College of Education Standards derived from the Interstate Teacher Assessment and Support Consortium (InTASC).

A. Student Learning:

Candidates understand how learning occurs - how students construct knowledge and acquire skills - and how to use instructional strategies that promote student learning.

B. Diverse Learners:

Candidates understand how students may differ in their approaches to learning and create instructional opportunities that are equitable and adaptable to diverse learners.

C. Planning Instruction:

Candidates understand learning theory, curriculum development, and student development and know how to use this knowledge in planning instruction to meet curricular goals.

D. Instructional Strategies:

Candidates understand and know how to use a variety of instructional strategies to encourage students' development of critical thinking, problem solving, and performance skills.

E. Learning Environment:

Candidates know how to help students work productively and cooperatively with each other in complex social settings.

F. Communication:

Candidates communicate effectively, understand the role of language in learning, and foster active inquiry, collaboration, and interaction in the classroom.

G. Assessment:

Candidates understand the uses, advantages, and limitations of different types of formal and informal student assessments.

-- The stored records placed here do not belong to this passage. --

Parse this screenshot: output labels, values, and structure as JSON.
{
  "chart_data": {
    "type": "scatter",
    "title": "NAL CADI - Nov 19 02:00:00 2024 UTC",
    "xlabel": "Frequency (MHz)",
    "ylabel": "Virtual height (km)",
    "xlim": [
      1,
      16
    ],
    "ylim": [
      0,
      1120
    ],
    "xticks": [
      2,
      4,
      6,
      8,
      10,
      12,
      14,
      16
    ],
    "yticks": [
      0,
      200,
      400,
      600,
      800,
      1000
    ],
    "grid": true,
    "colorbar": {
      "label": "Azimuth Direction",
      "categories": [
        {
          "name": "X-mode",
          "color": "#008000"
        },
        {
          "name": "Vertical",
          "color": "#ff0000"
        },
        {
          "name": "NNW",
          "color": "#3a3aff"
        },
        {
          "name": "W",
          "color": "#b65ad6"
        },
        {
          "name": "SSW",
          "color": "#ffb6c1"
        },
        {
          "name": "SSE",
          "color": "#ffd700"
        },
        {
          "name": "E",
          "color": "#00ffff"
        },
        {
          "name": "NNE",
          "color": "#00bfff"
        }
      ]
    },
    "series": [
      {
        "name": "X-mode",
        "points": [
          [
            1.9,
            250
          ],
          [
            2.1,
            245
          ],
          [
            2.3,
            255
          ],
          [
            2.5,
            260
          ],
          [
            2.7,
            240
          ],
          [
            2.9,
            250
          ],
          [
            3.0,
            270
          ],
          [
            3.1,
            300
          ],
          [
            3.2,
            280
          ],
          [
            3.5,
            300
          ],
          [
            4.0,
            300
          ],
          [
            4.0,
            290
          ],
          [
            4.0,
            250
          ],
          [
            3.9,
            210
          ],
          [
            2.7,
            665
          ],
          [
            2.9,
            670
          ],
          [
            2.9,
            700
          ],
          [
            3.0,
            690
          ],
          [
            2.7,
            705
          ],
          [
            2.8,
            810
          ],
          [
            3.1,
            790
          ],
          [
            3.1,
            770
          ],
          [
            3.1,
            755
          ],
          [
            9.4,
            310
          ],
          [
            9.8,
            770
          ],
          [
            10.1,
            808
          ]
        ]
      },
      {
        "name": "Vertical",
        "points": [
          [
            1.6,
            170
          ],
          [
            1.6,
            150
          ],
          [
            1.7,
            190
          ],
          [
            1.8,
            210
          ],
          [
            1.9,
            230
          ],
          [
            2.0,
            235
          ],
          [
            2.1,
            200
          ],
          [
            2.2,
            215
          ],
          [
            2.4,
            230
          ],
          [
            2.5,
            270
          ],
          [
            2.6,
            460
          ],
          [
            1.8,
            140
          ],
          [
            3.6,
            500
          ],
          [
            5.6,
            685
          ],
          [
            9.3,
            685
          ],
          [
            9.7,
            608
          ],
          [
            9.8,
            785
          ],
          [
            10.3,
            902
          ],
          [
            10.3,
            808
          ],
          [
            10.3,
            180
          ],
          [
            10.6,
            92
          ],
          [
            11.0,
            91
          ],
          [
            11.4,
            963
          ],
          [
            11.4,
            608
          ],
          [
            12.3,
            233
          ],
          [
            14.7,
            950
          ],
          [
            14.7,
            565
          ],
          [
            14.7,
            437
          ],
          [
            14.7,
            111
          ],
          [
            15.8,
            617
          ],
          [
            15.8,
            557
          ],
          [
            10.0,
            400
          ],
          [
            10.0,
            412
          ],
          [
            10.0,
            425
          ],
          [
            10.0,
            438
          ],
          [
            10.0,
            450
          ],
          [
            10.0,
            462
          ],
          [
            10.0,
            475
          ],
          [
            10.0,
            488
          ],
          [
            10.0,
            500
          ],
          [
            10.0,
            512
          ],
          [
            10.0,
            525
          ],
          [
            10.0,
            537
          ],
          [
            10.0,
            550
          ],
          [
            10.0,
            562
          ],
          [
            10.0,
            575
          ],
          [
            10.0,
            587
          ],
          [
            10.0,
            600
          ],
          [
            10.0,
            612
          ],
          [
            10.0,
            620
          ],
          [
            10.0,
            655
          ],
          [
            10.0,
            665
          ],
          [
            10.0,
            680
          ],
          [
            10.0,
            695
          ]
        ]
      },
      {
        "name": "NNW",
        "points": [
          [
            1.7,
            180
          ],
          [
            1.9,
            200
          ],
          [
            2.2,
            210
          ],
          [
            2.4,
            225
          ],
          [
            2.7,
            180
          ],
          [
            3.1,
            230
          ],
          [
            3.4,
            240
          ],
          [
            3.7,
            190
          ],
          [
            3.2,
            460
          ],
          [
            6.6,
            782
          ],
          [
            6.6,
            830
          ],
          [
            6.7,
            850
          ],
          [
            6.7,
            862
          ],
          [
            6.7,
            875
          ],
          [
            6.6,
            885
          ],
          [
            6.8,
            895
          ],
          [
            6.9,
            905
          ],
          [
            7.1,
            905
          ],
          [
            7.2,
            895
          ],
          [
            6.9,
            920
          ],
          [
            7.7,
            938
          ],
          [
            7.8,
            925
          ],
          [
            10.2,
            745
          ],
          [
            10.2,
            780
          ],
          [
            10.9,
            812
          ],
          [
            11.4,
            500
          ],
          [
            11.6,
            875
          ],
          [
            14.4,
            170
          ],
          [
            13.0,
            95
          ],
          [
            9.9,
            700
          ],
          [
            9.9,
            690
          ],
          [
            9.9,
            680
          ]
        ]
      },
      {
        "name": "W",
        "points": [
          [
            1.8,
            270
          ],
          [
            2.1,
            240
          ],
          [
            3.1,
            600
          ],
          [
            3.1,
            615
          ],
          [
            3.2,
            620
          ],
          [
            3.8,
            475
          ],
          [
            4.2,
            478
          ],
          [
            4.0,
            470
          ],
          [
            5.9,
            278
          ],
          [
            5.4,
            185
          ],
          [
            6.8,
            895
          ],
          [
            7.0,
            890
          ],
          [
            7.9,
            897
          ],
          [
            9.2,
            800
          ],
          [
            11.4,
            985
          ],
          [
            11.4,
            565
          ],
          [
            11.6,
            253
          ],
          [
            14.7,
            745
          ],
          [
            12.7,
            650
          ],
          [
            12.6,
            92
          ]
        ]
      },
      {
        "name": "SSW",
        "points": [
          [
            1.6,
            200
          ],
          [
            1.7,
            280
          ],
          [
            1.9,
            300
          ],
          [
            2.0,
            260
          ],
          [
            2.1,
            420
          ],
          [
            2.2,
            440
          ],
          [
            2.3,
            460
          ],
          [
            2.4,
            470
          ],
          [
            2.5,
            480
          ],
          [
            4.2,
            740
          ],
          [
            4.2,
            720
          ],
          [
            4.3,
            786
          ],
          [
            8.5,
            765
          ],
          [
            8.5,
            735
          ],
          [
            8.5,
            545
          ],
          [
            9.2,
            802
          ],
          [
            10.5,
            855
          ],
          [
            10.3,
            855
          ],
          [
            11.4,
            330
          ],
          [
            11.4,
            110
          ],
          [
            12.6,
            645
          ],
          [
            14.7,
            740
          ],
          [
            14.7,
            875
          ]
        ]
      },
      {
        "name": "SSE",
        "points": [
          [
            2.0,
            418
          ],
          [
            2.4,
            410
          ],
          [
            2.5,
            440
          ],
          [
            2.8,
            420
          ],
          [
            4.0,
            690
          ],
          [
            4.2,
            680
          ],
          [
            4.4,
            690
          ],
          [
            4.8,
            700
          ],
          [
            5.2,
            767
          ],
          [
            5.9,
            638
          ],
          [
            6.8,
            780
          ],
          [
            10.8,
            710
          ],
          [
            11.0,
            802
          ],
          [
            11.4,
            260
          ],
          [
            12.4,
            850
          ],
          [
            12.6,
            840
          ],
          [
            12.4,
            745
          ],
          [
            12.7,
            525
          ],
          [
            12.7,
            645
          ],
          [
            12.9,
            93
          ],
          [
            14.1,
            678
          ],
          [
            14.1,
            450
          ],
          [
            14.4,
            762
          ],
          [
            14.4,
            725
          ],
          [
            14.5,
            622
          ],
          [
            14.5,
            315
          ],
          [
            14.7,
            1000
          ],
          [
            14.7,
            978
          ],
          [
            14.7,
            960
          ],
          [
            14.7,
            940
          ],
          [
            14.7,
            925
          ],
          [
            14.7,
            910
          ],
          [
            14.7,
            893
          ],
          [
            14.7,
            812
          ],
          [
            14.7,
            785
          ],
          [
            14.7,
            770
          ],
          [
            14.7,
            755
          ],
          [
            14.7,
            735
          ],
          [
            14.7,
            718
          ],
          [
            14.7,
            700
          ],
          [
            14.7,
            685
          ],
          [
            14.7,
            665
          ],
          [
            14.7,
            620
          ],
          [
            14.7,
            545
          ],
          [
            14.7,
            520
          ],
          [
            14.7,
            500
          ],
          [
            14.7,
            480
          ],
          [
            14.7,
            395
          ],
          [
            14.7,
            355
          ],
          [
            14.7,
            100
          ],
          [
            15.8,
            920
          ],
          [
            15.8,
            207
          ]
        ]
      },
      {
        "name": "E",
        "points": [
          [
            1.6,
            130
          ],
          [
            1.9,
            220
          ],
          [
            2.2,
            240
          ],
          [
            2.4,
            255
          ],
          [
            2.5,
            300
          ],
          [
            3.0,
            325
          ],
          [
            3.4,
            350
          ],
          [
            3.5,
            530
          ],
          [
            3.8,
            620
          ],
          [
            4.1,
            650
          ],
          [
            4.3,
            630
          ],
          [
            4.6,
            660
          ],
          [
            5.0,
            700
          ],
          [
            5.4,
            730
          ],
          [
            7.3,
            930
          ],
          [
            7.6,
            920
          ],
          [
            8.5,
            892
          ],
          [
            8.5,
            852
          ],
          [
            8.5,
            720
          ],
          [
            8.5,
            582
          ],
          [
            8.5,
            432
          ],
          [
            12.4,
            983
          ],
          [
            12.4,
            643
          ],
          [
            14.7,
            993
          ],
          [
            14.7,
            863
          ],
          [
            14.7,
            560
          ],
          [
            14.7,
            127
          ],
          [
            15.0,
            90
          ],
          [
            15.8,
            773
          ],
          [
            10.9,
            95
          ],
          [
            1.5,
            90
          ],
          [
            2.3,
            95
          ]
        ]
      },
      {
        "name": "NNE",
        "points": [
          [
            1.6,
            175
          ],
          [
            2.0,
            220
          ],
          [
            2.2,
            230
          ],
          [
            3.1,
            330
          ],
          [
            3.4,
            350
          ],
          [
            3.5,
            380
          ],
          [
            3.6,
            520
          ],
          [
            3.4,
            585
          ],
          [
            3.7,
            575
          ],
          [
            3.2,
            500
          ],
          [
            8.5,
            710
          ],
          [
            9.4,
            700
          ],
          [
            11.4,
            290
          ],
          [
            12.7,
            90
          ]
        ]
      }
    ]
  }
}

H. Reflection and Professional Development:

Candidates understand the importance of reflection, self-assessment, and learning as ongoing processes and actively seek opportunities for professional growth.

I. Collaboration, Ethics, and Relationships:

Candidates understand schools as connected to larger community contexts and foster relationships with parents, school colleagues, and organizations that will support students' learning and development.

J. Technology:

Candidates understand and know how to use computer technology in their teaching.

K. Subject Matter Knowledge:

Candidates understand the major concepts, assumptions, debates, processes of inquire, and ways of knowing that are central to the subjects they teach.